Although “collective penalties” for civilians are prohibited under Article 33 of the Geneva Conventions, poor, racialized, queer, and disabled people pay the highest price when the West chooses to impose sanctions. The Russian people, many of whom have been courageously demonstrating against Putin’s invasion of Ukraine, were already struggling economically from the impact of sanctions imposed during the 2014 invasion of Crimea, but their ability to influence the foreign policy of their home country doesn’t increase with the amount of hardship the rest of the world imposes on them.

Economic sanctions are at the root of widespread hunger in other parts of the world. A 2017 report from the Centre for Economic and Policy Research (CEPR) said that sanctions – not socialism – have severely reduced the caloric intake of Venezuelans and contributed to an electricity crisis that has impacted the ability of that country’s hospitals to provide life-saving care. Mortality has increased by 31 per cent and those who are impacted the most are children, people who are pregnant or nursing, the poor, LGBTQ people, Indigenous people, and people with disabilities – groups that the Geneva Conventions single out as particularly vulnerable and in need of protection under the rules of war.

Engler made it clear that whether and how sanctions are imposed has less to do with what the sanctioned nation is doing, and more to do with whether or not Washington considers it to be an enemy. “What drives sanctions policy is not whether a government is moral or democratic or not violating human rights,” said Engler. “Countries that are in the crosshairs of Washington are countries that get sanctions.” This is how the US managed to evade sanctions for their illegal war of aggression in Iraq.

The hardships that sanctions create have implications for the rest of the world. They increase the number of people who need to flee their country of origin, and in the midst of the pandemic, the restrictions sanctions place on a country’s ability to provide medical care means uncontrolled spread.

One of the most heavily sanctioned countries in the world is Iran, which has been in Washington’s crosshairs for more than four decades.
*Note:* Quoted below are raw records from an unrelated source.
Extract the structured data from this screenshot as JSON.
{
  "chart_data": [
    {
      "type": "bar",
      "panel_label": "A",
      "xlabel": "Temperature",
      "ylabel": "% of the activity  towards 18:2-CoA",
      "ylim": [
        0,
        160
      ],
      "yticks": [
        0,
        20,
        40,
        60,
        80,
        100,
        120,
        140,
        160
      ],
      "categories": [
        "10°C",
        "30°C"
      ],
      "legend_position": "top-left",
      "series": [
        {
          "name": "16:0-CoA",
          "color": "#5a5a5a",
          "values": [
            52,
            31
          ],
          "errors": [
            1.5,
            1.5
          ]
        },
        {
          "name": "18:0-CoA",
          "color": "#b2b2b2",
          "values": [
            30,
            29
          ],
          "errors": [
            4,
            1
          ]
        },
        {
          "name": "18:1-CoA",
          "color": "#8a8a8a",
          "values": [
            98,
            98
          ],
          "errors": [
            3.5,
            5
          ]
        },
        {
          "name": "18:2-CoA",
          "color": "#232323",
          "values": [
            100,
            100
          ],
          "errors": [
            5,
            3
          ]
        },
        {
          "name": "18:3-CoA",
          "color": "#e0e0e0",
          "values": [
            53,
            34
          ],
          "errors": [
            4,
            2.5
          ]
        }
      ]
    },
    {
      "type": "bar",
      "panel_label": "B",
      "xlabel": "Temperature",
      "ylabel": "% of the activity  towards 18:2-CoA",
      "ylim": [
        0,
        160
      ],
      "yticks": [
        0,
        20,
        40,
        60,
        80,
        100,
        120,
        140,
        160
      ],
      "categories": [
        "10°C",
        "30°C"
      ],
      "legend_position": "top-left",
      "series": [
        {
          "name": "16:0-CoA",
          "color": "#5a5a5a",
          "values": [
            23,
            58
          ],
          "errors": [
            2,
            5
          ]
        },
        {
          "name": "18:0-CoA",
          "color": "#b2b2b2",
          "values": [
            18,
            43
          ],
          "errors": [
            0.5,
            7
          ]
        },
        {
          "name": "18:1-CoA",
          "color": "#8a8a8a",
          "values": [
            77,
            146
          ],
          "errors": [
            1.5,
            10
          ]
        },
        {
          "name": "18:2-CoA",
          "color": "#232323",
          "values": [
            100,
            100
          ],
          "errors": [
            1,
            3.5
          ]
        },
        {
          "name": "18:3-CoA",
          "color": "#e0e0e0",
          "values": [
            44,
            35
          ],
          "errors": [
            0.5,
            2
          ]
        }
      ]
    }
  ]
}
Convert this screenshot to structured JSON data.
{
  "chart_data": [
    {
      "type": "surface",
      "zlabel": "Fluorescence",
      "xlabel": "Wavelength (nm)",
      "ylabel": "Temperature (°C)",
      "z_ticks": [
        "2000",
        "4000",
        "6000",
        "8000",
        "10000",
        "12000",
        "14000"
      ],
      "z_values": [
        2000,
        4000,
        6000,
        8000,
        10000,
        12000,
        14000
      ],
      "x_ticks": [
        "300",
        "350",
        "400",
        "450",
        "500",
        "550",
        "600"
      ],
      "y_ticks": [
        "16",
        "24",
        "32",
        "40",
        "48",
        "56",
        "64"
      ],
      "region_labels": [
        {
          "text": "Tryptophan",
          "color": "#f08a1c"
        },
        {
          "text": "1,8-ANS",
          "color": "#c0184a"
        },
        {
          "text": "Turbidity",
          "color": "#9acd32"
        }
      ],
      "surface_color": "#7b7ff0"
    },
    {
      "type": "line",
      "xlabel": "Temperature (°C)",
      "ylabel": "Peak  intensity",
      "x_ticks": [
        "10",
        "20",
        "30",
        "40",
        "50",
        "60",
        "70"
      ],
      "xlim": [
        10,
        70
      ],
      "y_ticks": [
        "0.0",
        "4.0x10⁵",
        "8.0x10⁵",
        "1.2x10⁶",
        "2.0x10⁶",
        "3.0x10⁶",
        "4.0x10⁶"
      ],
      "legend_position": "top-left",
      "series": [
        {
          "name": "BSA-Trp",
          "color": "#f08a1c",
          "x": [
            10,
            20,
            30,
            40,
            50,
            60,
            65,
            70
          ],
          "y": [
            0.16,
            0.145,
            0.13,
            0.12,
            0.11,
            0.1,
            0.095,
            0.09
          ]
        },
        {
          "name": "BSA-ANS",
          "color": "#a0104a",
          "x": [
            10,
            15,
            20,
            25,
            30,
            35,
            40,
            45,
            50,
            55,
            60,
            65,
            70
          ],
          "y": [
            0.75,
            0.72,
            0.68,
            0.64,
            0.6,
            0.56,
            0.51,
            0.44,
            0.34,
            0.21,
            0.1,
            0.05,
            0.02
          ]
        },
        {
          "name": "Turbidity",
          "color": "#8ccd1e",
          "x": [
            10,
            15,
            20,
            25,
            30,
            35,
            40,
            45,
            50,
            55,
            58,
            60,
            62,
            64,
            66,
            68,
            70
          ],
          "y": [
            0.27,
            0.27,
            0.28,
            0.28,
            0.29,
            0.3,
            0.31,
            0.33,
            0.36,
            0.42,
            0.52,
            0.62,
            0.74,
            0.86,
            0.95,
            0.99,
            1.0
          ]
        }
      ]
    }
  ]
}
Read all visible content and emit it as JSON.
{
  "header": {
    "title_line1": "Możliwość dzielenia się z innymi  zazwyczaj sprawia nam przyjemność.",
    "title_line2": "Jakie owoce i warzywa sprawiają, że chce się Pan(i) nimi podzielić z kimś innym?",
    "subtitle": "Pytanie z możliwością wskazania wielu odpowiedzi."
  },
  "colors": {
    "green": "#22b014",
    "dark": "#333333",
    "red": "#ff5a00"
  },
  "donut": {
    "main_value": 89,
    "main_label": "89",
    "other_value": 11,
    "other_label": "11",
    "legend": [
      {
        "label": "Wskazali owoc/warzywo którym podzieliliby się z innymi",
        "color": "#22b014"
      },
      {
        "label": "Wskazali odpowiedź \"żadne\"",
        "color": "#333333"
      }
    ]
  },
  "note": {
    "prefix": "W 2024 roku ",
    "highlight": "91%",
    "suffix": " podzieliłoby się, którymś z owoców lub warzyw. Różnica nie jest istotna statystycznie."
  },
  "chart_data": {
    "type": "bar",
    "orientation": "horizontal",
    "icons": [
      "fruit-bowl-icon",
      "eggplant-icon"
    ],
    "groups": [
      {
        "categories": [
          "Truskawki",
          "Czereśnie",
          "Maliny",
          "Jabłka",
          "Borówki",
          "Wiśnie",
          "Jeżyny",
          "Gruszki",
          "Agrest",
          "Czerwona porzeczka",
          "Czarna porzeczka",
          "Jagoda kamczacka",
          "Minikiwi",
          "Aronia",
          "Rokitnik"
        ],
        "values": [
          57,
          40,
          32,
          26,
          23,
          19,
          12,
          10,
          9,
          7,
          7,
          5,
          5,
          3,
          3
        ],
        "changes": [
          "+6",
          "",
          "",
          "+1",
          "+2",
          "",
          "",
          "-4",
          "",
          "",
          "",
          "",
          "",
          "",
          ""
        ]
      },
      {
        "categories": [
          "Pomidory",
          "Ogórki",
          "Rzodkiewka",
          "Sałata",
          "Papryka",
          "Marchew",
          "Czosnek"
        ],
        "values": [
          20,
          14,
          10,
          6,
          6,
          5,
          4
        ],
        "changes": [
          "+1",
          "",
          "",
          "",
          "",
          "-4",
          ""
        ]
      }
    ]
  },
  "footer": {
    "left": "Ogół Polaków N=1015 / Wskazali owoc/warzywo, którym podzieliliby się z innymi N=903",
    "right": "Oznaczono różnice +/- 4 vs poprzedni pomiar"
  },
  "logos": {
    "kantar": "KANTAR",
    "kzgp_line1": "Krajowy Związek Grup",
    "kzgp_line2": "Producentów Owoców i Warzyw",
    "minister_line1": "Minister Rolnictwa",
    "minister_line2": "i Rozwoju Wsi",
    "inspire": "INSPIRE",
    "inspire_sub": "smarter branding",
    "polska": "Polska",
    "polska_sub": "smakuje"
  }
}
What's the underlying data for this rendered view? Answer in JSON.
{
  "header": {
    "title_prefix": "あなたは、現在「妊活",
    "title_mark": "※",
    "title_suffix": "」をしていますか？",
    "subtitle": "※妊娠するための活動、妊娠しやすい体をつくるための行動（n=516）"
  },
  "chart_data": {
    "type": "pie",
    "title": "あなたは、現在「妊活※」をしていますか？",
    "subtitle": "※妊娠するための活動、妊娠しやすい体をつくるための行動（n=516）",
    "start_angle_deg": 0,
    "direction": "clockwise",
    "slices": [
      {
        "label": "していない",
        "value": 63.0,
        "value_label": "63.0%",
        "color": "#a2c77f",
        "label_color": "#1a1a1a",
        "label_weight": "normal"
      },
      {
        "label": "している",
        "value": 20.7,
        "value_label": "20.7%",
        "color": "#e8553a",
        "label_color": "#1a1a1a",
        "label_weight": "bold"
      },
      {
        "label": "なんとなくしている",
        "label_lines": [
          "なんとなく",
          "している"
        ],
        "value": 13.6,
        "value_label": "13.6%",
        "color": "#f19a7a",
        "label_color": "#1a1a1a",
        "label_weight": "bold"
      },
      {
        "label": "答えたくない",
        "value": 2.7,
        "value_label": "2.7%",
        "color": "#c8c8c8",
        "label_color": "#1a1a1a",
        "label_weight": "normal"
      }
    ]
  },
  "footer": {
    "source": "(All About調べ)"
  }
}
Dr. Parham Habibzadeh, an Iranian physician and researcher in human genetics at the University of Shiraz, says that sanctions on Iran by both the UNSC and Canada through the Special Economic Measures Act have had broad implications for medical research and treatment, despite the fact that the sanctions do not directly target those sectors. “We still have some limited access to medical supplies and collaboration is becoming possible, but all in all, the sanctions have made everything really difficult.” 

Habibzadeh says those limitations became particularly acute as the country tried to respond to the coronavirus epidemic, which was first confirmed there in February 2020. “The virus itself is borderless,” Habibzadeh says. “But our response is based on the supplies we have […] it would have definitely been easier for us to cope with the virus if we had free access to the global manufacturers and healthcare supply providers.” 

Although sanctions are intended as a method of achieving geopolitical aims while causing less harm to civilian populations than outright war, many of the consequences that arise from them, like the limitations they have placed on Iranians’ ability to access medical treatment, violate the terms of the Geneva Conventions. Article 23 of the Conventions explicitly state that the public in a besieged state must be ensured food, medicine, and items of religious worship. “It should really be investigated from a humanitarian point of view,” says Habibzadeh. 

And despite their high human costs, sanctions rarely do what they’re intended to do.

Research on sanctions has consistently found that they’re strikingly ineffective in achieving their intended aims. One study found that they fail between 65 and 95 per cent of the time – and it’s unlikely that an autocrat like Putin is going to be swayed by the hardships sanctions imposed on the people of Russia. Instead, there will be widespread suffering, and few, if any, solutions.